Dogme : pas de couleurs, peu d'actions mais beaucoup de dialogues, décors de no man's land, de périphérie (urbaine, routière) glauque.
Sujet : faire des casses ou des grosses crasses.
Pari assez réussi, mais pas complètement à mon sens. Le film est très divertissant, et Benchetrit montre un goût assez sûr du comique. Les scènes sont vraiment croustillantes pour la plupart (le kidnapping, le face à face des deux chanteurs, la bande des 5). On sent l'influence théatrale, beaucoup de plans longs et statiques, axage sur les dialogues, sur l'histoire, rebondissements : si vous aimez le théâtre, vous aimerez le film.
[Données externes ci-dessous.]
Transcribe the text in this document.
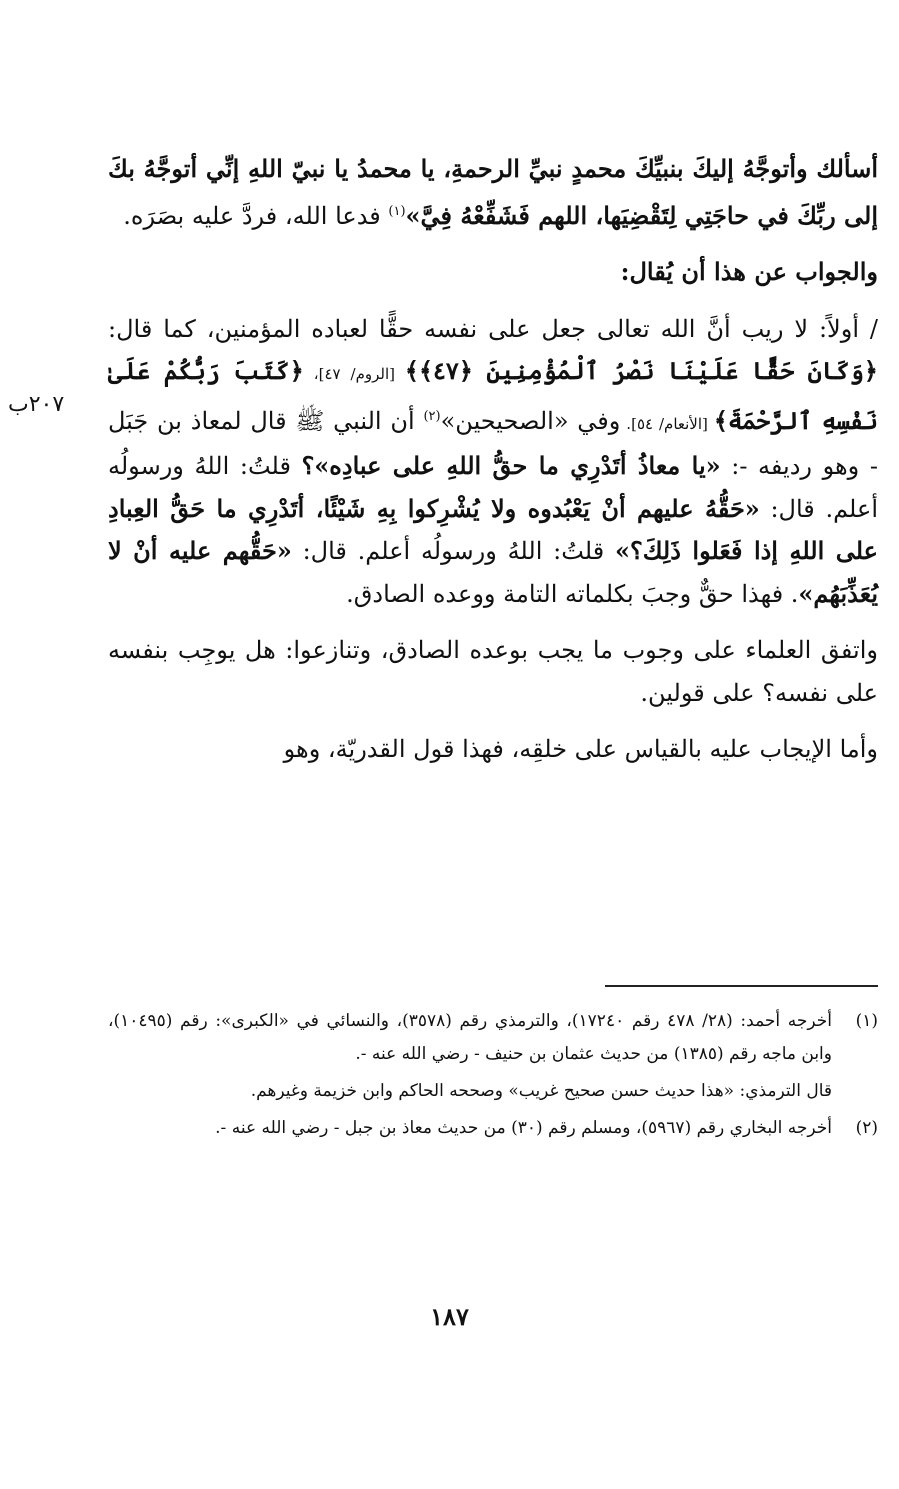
٢٠٧ب

أسألك وأتوجَّهُ إليكَ بنبيِّكَ محمدٍ نبيِّ الرحمةِ، يا محمدُ يا نبيّ اللهِ إنِّي أتوجَّهُ بكَ إلى ربِّكَ في حاجَتِي لِتَقْضِيَها، اللهم فَشَفِّعْهُ فِيَّ»$^{(١)}$ فدعا الله، فردَّ عليه بصَرَه.

والجواب عن هذا أن يُقال:

/ أولاً: لا ريب أنَّ الله تعالى جعل على نفسه حقًّا لعباده المؤمنين، كما قال: ﴿وَكَانَ حَقًّا عَلَيْنَا نَصْرُ ٱلْمُؤْمِنِينَ ﴿٤٧﴾﴾ [الروم/ ٤٧]، ﴿كَتَبَ رَبُّكُمْ عَلَىٰ نَفْسِهِ ٱلرَّحْمَةَ﴾ [الأنعام/ ٥٤]. وفي «الصحيحين»$^{(٢)}$ أن النبي ﷺ قال لمعاذ بن جَبَل - وهو رديفه -: «يا معاذُ أتَدْرِي ما حقُّ اللهِ على عبادِه»؟ قلتُ: اللهُ ورسولُه أعلم. قال: «حَقُّهُ عليهم أنْ يَعْبُدوه ولا يُشْرِكوا بِهِ شَيْئًا، أتَدْرِي ما حَقُّ العِبادِ على اللهِ إذا فَعَلوا ذَلِكَ؟» قلتُ: اللهُ ورسولُه أعلم. قال: «حَقُّهم عليه أنْ لا يُعَذِّبَهُم». فهذا حقٌّ وجبَ بكلماته التامة ووعده الصادق.

واتفق العلماء على وجوب ما يجب بوعده الصادق، وتنازعوا: هل يوجِب بنفسه على نفسه؟ على قولين.

وأما الإيجاب عليه بالقياس على خلقِه، فهذا قول القدريّة، وهو

(١)
أخرجه أحمد: (٢٨/ ٤٧٨ رقم ١٧٢٤٠)، والترمذي رقم (٣٥٧٨)، والنسائي في «الكبرى»: رقم (١٠٤٩٥)، وابن ماجه رقم (١٣٨٥) من حديث عثمان بن حنيف - رضي الله عنه -.
قال الترمذي: «هذا حديث حسن صحيح غريب» وصححه الحاكم وابن خزيمة وغيرهم.
(٢)
أخرجه البخاري رقم (٥٩٦٧)، ومسلم رقم (٣٠) من حديث معاذ بن جبل - رضي الله عنه -.
١٨٧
Non, c'est pas mal, mais il y a quelques absences, quelques creux : Edouard Baer un peu trop "complètement loser", Bashung qui joue pas très bien, une séquence film muet pas aussi drôle qu'elle veut l'être. Et puis Anna Mouglalis, elle est bien mais je ne sais pas j'aurais vu quelqu'un un poil plus destroy, genre Béatrice Dalle. Ou Charlotte Gainsbourg : ça aurait fait un joli parallèle avec Je t'aime moi non plus, la fille de Birkin au comptoir dans une cafet' pourrie, mais sans les homos, le salaud de proprio, l'histoire de cul.
So : pas le film de l'année mais un film de cinéma bien maîtrisé, bien théatralisé. Trop peut-être ...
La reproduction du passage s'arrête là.